There’s something about writing Hellboy that seems to turn someone as talented and as smart as Mike Mignola on a good day–he’s an absolute legend–into a god of comics. He’s like a staff wielding Odin, come to Earth to gift us with his magnificent work before returning to Asgard to resume his regular duties and watch over us all until it’s time to walk amongst us mortals once more. Okay, okay maybe he’s not Odin in one of his many disguises… maybe. The fact remains that when Mignola gets to work on Hellboy in Hell, it’s something else entirely. There’s a richness and depth that, while still found in abundance in his the titles, seems amplified somehow. There’s a feeling of more history here and he’s spent so much of his life crafting every corner and edge of Hellboy’s world and character that maybe, for him, it’s like seeing and old friend again and he relaxes and just does what he does. Who knows what goes on in his mind when he creates these books, but for as good as the rest of the Mignolaverse is–and they are extremely good–Hellboy in Hell towers above them all.
It’s not just in writing that Mignola is a god amongst mortals. No, with a pencil and some of the blackest ink you can image, Mignola is as deadly as they come. Considering the layout between issues and, generally speaking, the gaps in between new Mignola art work there’s the potential to forget just how good this guy really is. You get used to other styles, some more similar to each other than you’d like–think “house” style at any given publisher, though that’s thankfully not as bad as it might have been at one time–and you get sucked into a more typical comics style week after week, month after month and the image of the pure art style that Mignola has gets faded in your mind’s eye. So to open up a fresh comic from the man himself is all at once a slap in the face and a wake up call. There is no one like Mike Mignola; his art is pure, it’s raw, it’s pitch black and gloomy while simultaneously being energetic and captivating. There is nothing like it on the planet and never will be. Mike Mignola is the Jack Kirby of this generation. He does comics his way, and screw what comic art conventions might say. It’s brilliance on another level that will ultimately live on forever and influence countless artists and creators, as Kirby has and continues to do.

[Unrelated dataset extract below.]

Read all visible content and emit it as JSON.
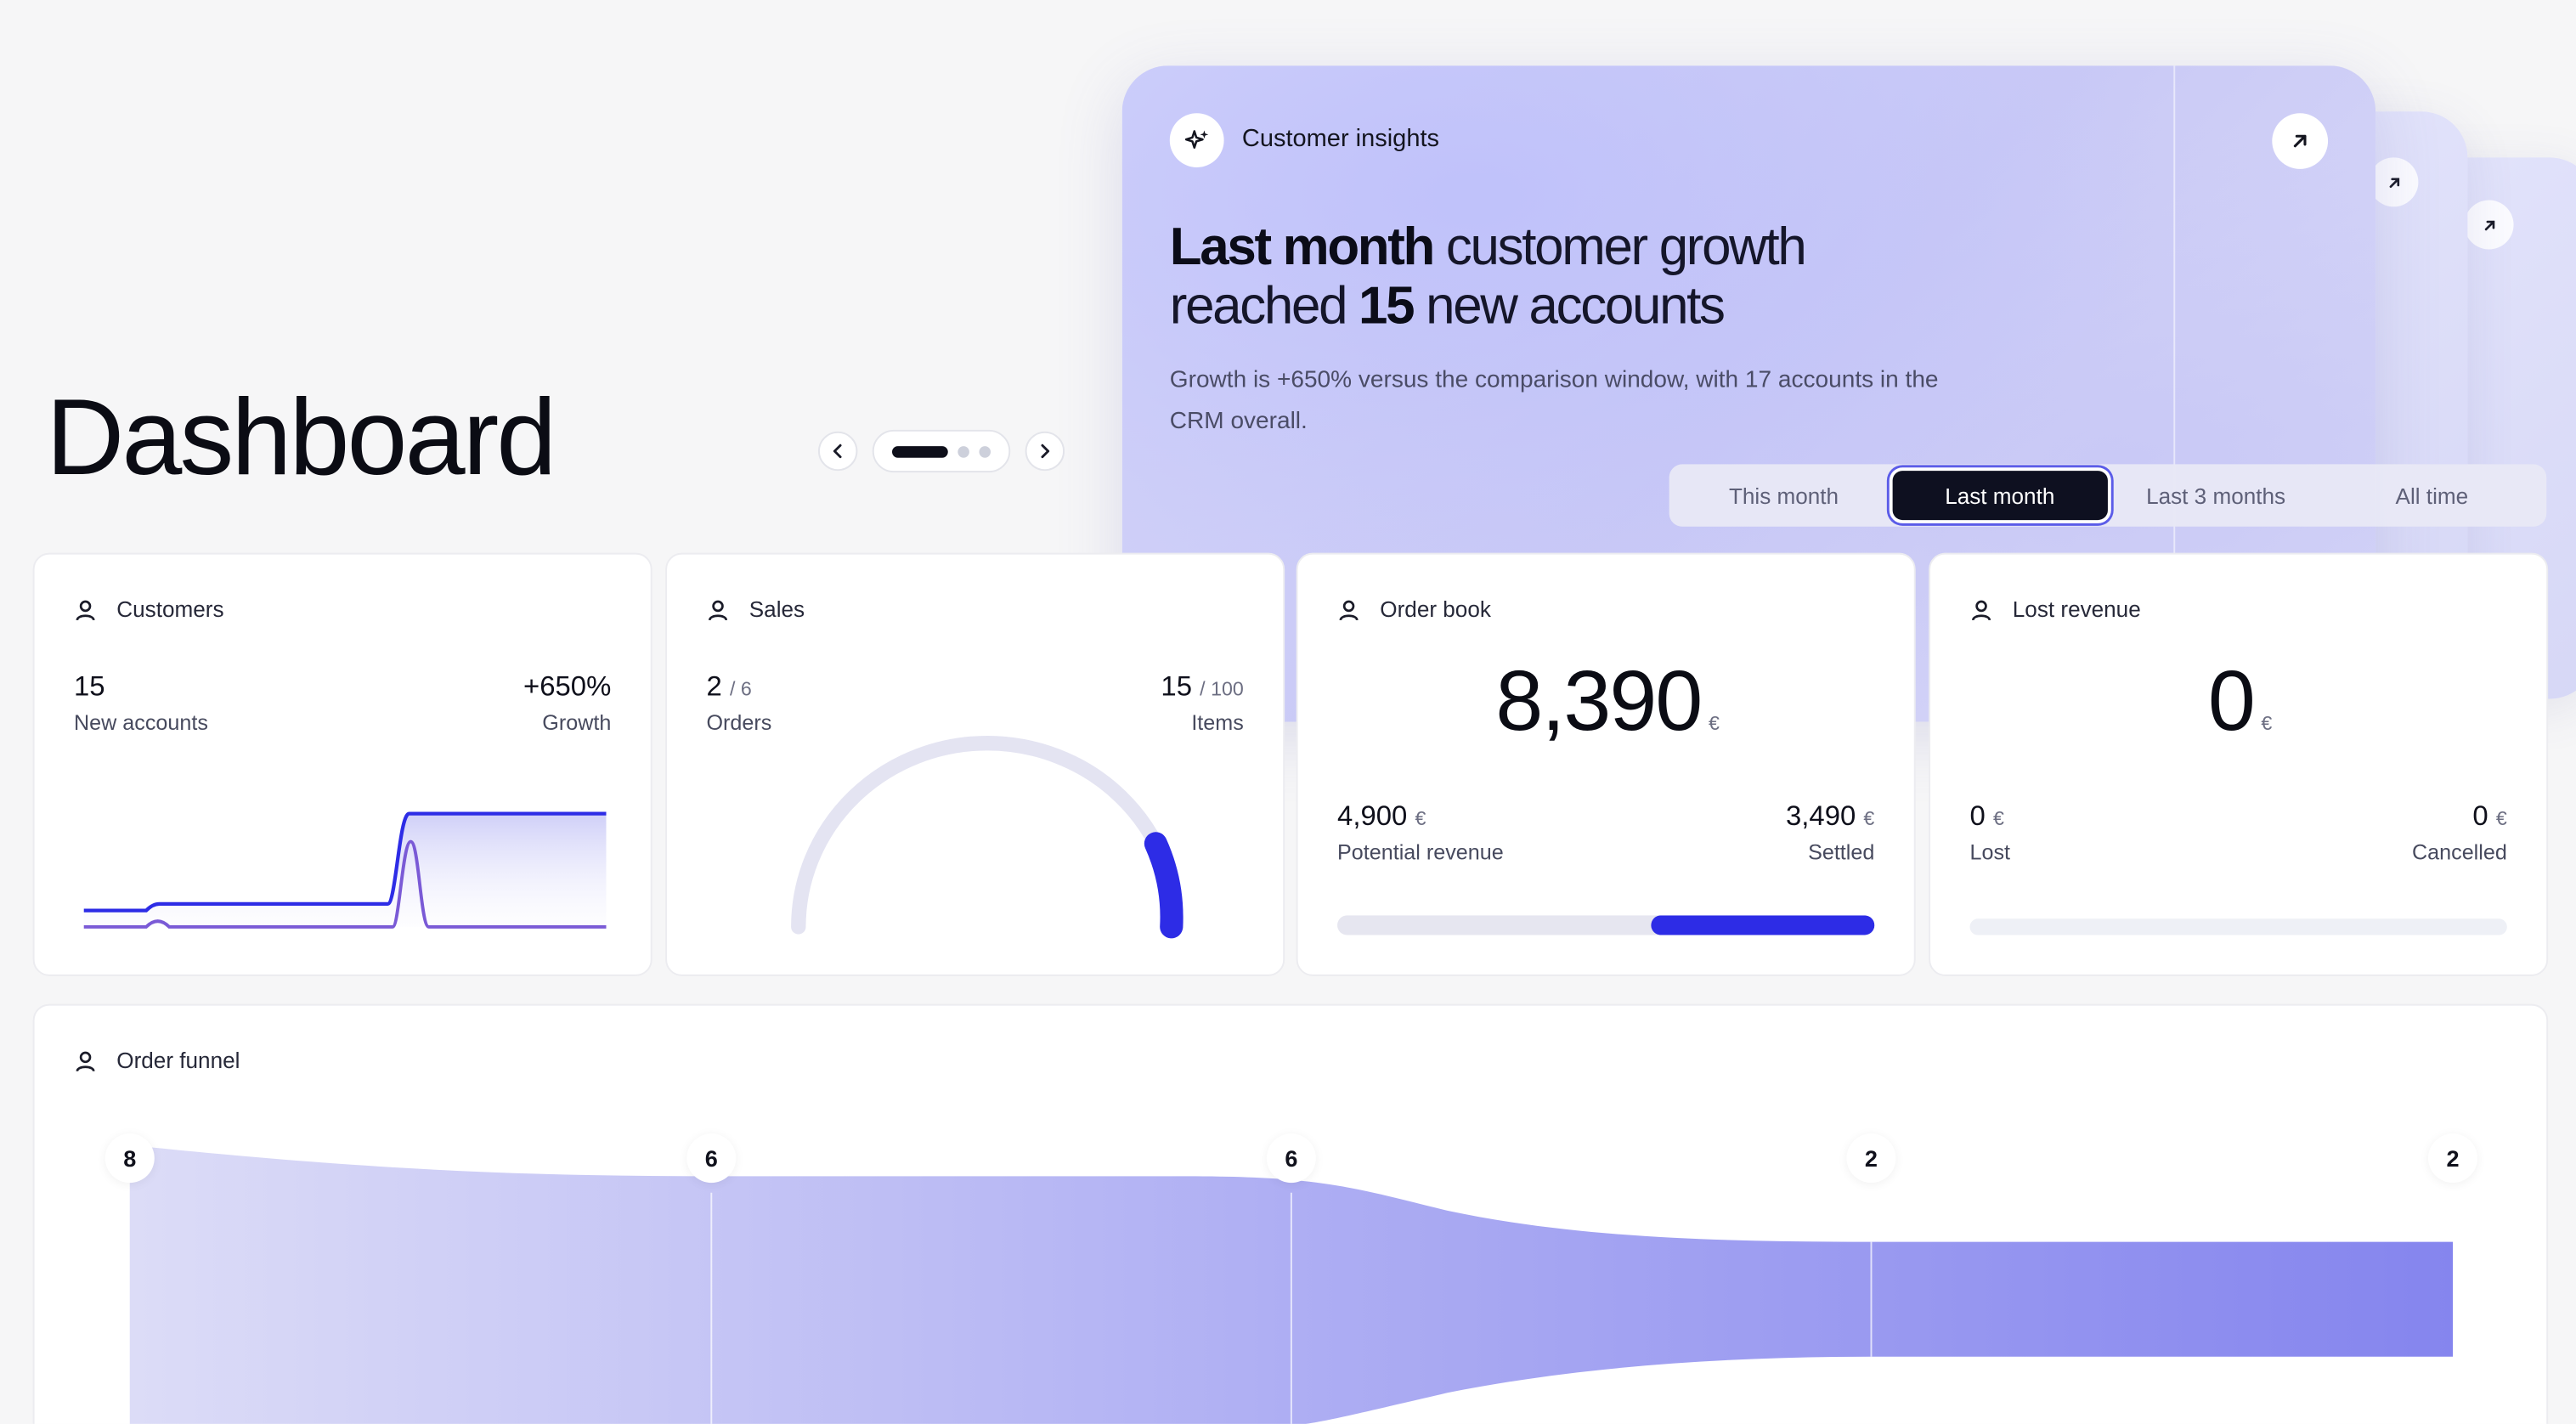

Speaking of being an influence to countless creators and artists, Mignolaverse veteran Dave Stewart–the King of the Eisners and the Master of Color–once again delivers in a way only he can. It looks like Mignola himself must have painted a few pages towards the beginning (which turned out brilliant and was an excellent contrast to the rest of this issue) and Dave handled the rest. Enough can’t be said about simplicity. Getting it right is not easy and in fact it’s something that very few have managed to accomplish. Dave’s color palette is utter visual ecstasy; the reds, the muted tones, the perfect blending with the heavy, signature blacks of Mignola all just work on a level that is likely overlooked by some. It’s simple, yet complicated. It has depth, but it’s flat colors. It’s something that, frankly, no one else has been able to replicate and at the end of the day it just wouldn’t feel right if anybody tried. Just like Mike Mignola, Dave Stewart is one of a kind and it’s always a visual stunner when his name is on a book.

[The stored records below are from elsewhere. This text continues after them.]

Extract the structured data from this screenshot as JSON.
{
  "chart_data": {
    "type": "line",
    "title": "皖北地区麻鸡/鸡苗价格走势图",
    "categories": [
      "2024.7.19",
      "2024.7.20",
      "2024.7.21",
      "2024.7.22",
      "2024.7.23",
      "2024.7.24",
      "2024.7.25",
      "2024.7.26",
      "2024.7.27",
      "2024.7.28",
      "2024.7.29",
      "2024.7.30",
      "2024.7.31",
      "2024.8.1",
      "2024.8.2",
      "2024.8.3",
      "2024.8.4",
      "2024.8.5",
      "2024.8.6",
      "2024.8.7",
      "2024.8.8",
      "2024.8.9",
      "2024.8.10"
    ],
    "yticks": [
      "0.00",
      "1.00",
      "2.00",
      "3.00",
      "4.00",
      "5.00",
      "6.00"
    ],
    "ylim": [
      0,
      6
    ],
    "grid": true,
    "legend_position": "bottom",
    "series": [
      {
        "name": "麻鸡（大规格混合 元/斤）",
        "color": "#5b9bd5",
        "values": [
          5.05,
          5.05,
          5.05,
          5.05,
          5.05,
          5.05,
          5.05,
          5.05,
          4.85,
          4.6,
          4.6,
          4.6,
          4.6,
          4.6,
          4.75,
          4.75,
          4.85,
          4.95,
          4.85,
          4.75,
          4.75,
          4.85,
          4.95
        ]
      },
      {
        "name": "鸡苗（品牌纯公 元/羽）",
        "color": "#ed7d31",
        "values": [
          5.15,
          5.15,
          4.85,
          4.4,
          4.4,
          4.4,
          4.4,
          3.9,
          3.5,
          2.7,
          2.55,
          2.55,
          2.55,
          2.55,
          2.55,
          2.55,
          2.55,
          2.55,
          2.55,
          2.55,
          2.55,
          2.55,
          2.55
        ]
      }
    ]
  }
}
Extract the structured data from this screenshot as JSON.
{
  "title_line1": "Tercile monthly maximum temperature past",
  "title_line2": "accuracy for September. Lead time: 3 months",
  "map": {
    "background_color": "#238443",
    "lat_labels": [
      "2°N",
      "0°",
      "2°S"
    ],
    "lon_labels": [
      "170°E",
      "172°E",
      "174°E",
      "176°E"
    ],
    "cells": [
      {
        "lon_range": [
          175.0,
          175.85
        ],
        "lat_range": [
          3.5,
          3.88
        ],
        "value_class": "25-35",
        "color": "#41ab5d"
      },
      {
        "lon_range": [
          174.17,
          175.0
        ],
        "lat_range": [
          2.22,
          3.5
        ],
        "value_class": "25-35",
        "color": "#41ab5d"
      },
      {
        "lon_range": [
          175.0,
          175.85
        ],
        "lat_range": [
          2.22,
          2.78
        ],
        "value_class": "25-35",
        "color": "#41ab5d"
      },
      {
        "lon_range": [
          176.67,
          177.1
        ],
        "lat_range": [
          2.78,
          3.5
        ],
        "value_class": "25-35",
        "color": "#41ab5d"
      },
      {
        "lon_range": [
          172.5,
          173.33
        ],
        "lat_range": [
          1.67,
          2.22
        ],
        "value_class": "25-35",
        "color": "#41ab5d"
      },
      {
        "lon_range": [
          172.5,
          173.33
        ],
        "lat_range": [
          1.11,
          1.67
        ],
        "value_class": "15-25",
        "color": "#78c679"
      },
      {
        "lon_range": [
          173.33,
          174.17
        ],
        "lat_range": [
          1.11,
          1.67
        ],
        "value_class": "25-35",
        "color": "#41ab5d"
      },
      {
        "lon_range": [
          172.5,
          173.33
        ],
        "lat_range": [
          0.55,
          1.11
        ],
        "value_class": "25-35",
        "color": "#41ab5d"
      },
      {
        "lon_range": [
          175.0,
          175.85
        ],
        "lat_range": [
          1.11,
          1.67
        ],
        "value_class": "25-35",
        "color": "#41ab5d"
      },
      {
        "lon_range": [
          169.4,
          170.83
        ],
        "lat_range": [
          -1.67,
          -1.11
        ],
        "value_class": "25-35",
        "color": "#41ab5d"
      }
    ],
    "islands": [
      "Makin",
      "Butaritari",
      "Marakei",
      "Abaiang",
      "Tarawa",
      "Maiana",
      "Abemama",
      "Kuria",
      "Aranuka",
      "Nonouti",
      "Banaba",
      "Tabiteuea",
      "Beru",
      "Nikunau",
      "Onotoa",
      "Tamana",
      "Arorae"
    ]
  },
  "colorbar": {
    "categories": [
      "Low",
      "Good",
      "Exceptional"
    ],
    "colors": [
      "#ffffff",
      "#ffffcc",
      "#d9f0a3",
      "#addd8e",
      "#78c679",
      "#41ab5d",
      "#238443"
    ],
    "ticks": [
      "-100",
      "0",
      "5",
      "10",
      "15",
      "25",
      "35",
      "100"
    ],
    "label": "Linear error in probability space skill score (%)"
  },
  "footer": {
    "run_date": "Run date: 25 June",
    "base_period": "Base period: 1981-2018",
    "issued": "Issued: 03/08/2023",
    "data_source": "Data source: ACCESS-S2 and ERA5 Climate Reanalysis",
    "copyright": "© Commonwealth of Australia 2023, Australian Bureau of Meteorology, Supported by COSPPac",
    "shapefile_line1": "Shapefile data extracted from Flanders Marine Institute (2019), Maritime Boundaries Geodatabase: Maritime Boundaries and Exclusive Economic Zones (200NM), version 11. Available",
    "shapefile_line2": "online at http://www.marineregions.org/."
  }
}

Is Hellboy in Hell every bit as good as described above? Absolutely. It’s all that and then some. It’s a special comic in a category all its own from creators that transcend anything you think you know about comics. If you haven’t read Hellboy, at the very least, you’ve not truly experienced comics yet. The depth, genius, both artistically and with the story, are far beyond what you might come into the series expecting. It’s its own beast and something you just can’t compare to other comics in the industry. It can’t be stressed enough here, or in any of the reviews before this, that you need to read Hellboy and experience it for yourself. Until then, it might be time for this reviewer to go back and read everything all over again.